Afro ICON

Amharic hegemony is damaging social cohesion in Ethiopia

Amharic hegemony is damaging social cohesion in Ethiopia

Amharic was made the “official language” of Ethiopia by Emperor Haile Selassie. The language is now used by the government to carry out official business. However, only 25 million of Ethiopia’s 120 million population speak Amharic as their native tongue. Afaan Oromo is the most common language, spoken by 30 million plus people, but the country has over eighty languages and many dialects.

Despite this diversity, Amharic has long had the official backing of the state. Elevating Amharic while denigrating other languages has been a pillar of Amhara/Abyssinian nationalism for well over a hundred years, since at least Menelik II (1889-1913). Amharic was dubbed ልሳነ ንጉሥ (lesane negus – the king’s language), and has been implicitly associated with Ethiopian-ness.

The core of historical Abyssinia are the Tigray and Amhara regions currently at loggerheads with each other. Emperor Yohannes IV (1872-1889), the predecessor of Menelik II, and a Tigrayan chose Amharic for official communication. Why he acquiesced to Amharic rather than Tigrinya is not clear.

What is clear, is the role Orthodox Christianity, has played in Ethiopia’s history and in perpetuating Amharic across the empire. Amharic (along with Tigrinya and Tigre) is a Semitic language that derives from Geez and is the liturgical language of the church. The Orthodox Church and Ethiopian Emperors had a long history of co-dependence, each supporting the other’s prominence. Even though Emperor Haile Selassie (1930-74) allowed for religious plurality, the Orthodox Church remained the state religion. Even the Marxist Derg, which ruled Ethiopia in the 1980s, gave budgetary support to the church.

This link to the church has allowed Amharic to be promoted as a language given by God to Abyssinia and even today this linguistic exceptionalism is deeply embedded in Ethiopian political discourse. As an example of this attitude, professor John Markakis quotes an Ethiopian historian who writes what he heard from an Ethiopian who was educated abroad: “It is for the Galla (Oromo) to become Amhara (not the other way round); for the latter possess a written language, a superior religion and superior customs and mores.” Galla is a derogatory term for Oromo.

This common attitude illustrates what French sociologist Pierre Bourdieu observed: “Cultural and linguistic unification is accompanied by the imposition of the dominant language and culture as legitimate, and by the rejection of all other languages into indignity”.

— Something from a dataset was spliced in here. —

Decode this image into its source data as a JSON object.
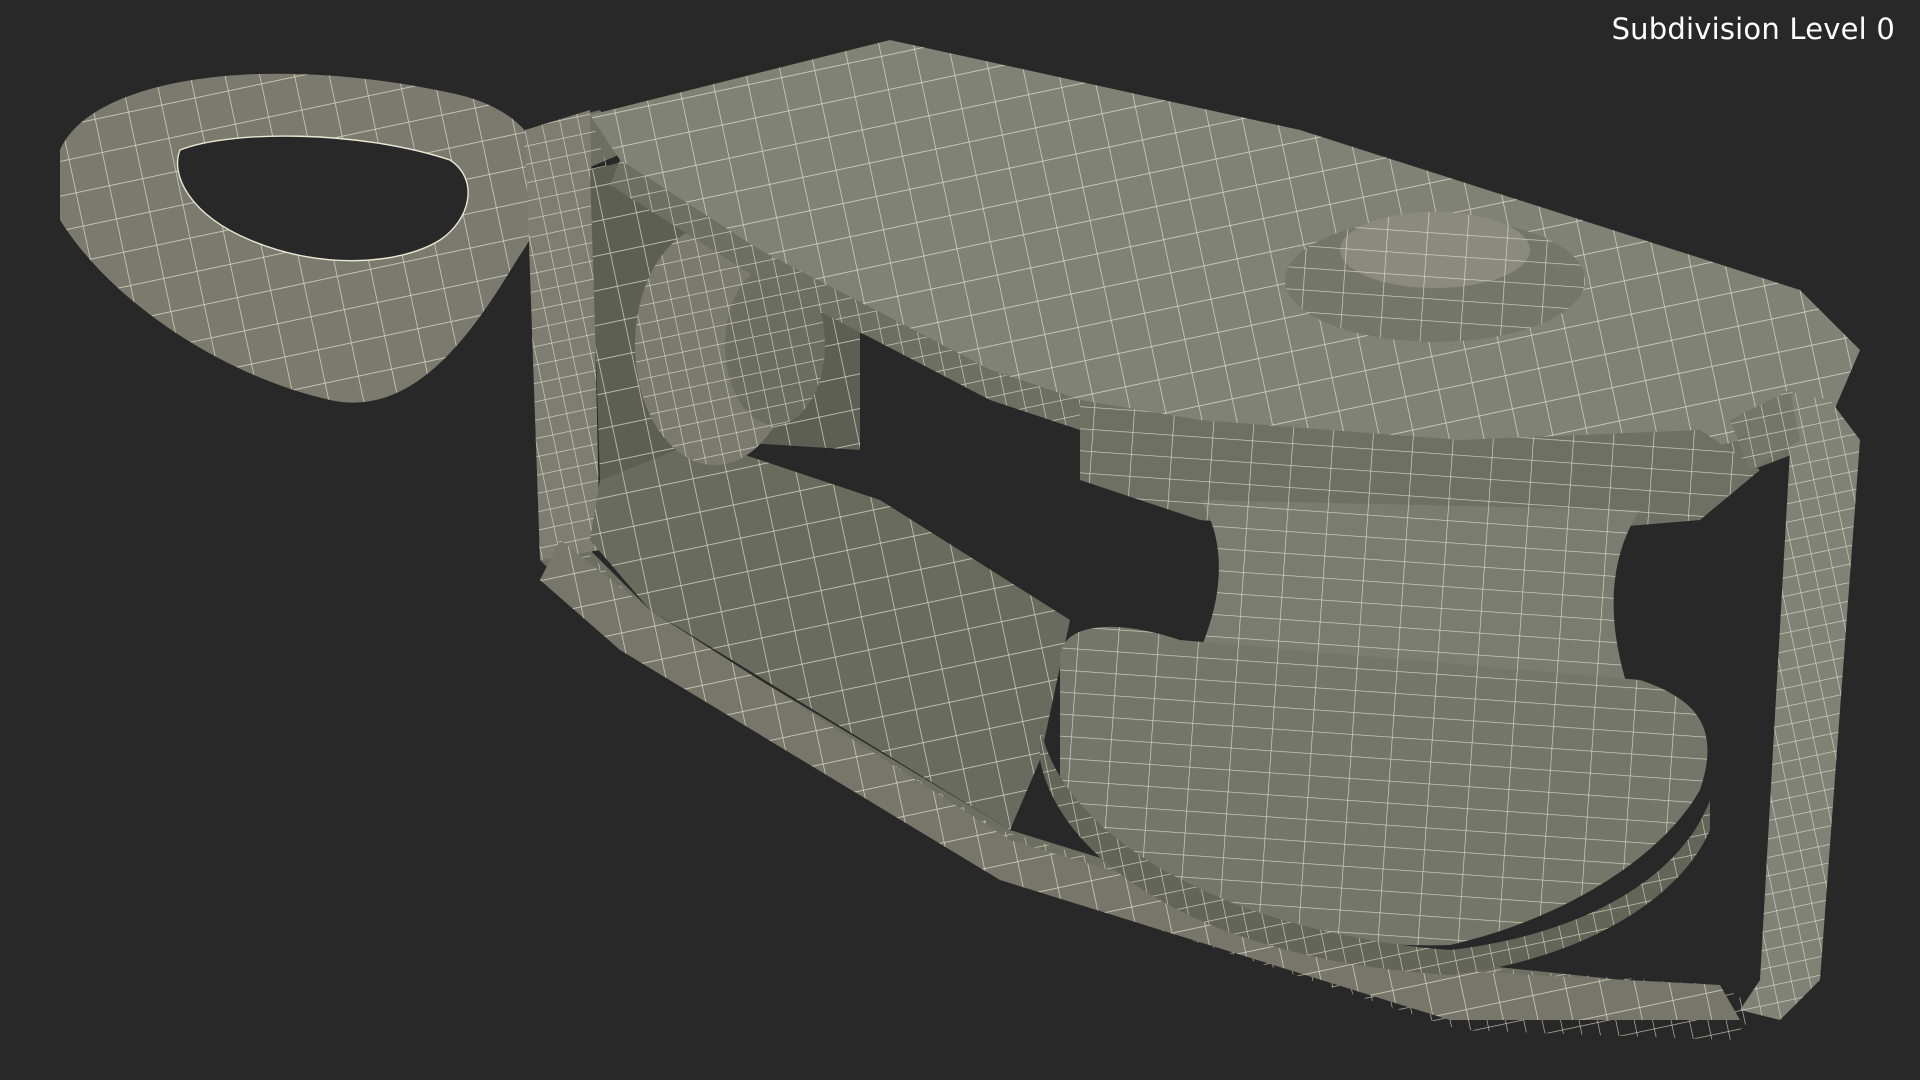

After Amharic was granted constitutional status in 1955, a Ministry of Education report declared: ‘the promotion of Amharic at the various levels […] is an important task that is fundamental to national integration.’

In the pursuit of homogeneity, the government began the process of changing place names. The Oromo town of Adama became Nazaret, and Bishoftu was known as Debre Zeyit. There is even a heated debate about whether the capital’s name is Addis Ababa (Amharic) or Finfinnee (Afaan Oromo).

This linguistic suppression has resulted in Oromos and other non-Amhara peoples who feel ashamed of their birth given names and who have Amharized their names. Even Haile Selassie’s never acknowledged his mother’s Oromo and Gurage descent, presumably because he considered it as a stain in his noble, Amhara heritage.